Wednesday, March 02, 2011

de Tocqueville Comes True

Alexis de Tocqueville came to the US in the 1840s and as a result of the trip and the observations he gathered wrote a stunning book called Democracy in America.  In the book he commented that one of the risks of the new American system was the potential that the system could evolve negatively if a group discovered that they could get someone else to pay for their requests.

It seems to me that is exactly what the fight in Wisconsin is all about.  A fight by the way that is replicated many times over in other states, including California.  We've set up a system where employees bargain against no one.  Politicians have a natural propensity to kick the can down the road and thus offer huge concessions to their employees (who they are supposedly bargaining with) that do not have to be paid immediately.   Thus, provisions like support of pensions and health benefits can be added, with the politician knowing that the bill will not come due while the politician is serving.  Thus, in the fat times of the early part of the last decade, when market returns were up, wild assumptions about both long term returns on portfolios and long term costs of benefits were accepted as gospel.   What is worse, there is an extra incentive for politicians because they can reap huge contributions to help their own aspirations go forward.  And, even better, because of agency shop, those contributions are involuntarily extracted from the employees.   It has all the elements of a perfect storm.

The model was replicated from benefits programs like Social Security where for generations politicians have offered benefits far in excess of what the system could bear, simply on the notion that the bill would come due later.   Well, now the bills are coming due.

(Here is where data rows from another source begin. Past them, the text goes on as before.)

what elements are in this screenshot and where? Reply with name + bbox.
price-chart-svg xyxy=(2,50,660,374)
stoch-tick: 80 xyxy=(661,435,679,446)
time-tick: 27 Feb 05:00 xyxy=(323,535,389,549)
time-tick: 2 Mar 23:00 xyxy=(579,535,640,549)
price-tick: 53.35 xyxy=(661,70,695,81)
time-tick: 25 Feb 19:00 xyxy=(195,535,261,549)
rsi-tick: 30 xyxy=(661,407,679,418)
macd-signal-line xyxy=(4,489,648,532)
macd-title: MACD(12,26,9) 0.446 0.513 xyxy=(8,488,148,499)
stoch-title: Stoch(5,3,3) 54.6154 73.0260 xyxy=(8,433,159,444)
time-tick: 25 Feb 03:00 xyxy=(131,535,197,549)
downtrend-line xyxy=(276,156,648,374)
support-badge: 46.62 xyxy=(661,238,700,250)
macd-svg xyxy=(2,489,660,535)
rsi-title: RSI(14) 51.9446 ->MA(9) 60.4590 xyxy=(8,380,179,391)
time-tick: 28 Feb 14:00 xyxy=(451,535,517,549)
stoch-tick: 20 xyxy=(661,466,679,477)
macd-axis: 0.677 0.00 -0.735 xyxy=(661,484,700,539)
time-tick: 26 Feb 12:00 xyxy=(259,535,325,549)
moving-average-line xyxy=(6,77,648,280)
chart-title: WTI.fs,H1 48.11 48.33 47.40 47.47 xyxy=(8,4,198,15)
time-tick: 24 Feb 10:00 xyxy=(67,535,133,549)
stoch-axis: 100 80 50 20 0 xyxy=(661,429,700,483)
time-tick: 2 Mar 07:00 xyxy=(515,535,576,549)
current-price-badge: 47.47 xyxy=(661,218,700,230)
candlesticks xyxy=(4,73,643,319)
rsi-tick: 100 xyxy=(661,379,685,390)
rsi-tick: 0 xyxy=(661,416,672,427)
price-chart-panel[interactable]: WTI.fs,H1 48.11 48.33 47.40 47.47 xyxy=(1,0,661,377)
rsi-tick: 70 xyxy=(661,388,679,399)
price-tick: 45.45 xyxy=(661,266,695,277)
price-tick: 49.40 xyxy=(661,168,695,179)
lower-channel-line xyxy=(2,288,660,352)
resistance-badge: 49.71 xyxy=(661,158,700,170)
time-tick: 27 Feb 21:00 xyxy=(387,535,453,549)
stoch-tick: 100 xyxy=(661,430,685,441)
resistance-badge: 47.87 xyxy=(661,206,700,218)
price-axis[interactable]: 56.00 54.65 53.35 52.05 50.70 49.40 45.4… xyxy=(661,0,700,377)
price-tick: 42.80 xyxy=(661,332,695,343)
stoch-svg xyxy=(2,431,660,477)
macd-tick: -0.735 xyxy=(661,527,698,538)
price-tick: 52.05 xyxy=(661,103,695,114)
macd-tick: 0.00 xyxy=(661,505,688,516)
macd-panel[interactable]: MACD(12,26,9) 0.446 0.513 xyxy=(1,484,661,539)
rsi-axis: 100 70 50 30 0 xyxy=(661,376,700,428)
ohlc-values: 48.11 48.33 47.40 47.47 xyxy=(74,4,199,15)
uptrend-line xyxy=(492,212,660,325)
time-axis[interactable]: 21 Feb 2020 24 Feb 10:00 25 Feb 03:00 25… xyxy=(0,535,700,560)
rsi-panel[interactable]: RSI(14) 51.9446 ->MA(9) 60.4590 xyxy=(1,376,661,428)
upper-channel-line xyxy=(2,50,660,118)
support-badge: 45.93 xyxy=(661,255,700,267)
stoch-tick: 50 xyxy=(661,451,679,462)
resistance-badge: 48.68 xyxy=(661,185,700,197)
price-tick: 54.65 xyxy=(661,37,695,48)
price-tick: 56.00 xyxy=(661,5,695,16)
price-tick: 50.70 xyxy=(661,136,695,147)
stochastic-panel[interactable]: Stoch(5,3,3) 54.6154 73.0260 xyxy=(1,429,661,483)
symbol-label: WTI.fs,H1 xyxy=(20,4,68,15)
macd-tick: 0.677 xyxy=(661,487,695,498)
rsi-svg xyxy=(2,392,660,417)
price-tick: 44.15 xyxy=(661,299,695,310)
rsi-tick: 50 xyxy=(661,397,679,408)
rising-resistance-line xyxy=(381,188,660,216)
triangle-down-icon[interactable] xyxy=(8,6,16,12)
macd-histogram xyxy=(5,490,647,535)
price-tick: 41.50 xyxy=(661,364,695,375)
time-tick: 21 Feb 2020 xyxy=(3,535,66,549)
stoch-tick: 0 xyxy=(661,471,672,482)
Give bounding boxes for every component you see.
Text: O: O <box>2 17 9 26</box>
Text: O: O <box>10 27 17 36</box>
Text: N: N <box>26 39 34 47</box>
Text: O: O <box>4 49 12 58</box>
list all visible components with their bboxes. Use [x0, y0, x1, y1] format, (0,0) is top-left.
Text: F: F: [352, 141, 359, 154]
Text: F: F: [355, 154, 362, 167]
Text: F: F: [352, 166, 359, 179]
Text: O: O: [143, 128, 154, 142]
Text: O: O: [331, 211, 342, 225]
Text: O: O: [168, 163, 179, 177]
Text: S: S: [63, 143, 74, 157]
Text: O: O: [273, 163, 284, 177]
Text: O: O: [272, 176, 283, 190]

While Democracy in America was insightful on defining the problem we now face, it was not very good at thinking up solutions.  But Federalist #51 has a pretty good way to do that.  To wit  - "But the great security against a gradual concentration of the several powers in the same department, consists in giving to those who administer each department the necessary constitutional means and personal motives to resist encroachments of the others. The provision for defense must in this, as in all other cases, be made commensurate to the danger of attack. Ambition must be made to counteract ambition. The interest of the man must be connected with the constitutional rights of the place. It may be a reflection on human nature, that such devices should be necessary to control the abuses of government. But what is government itself, but the greatest of all reflections on human nature? If men were angels, no government would be necessary. If angels were to govern men, neither external nor internal controls on government would be necessary. In framing a government which is to be administered by men over men, the great difficulty lies in this: you must first enable the government to control the governed; and in the next place oblige it to control itself. A dependence on the people is, no doubt, the primary control on the government; but experience has taught mankind the necessity of auxiliary precautions."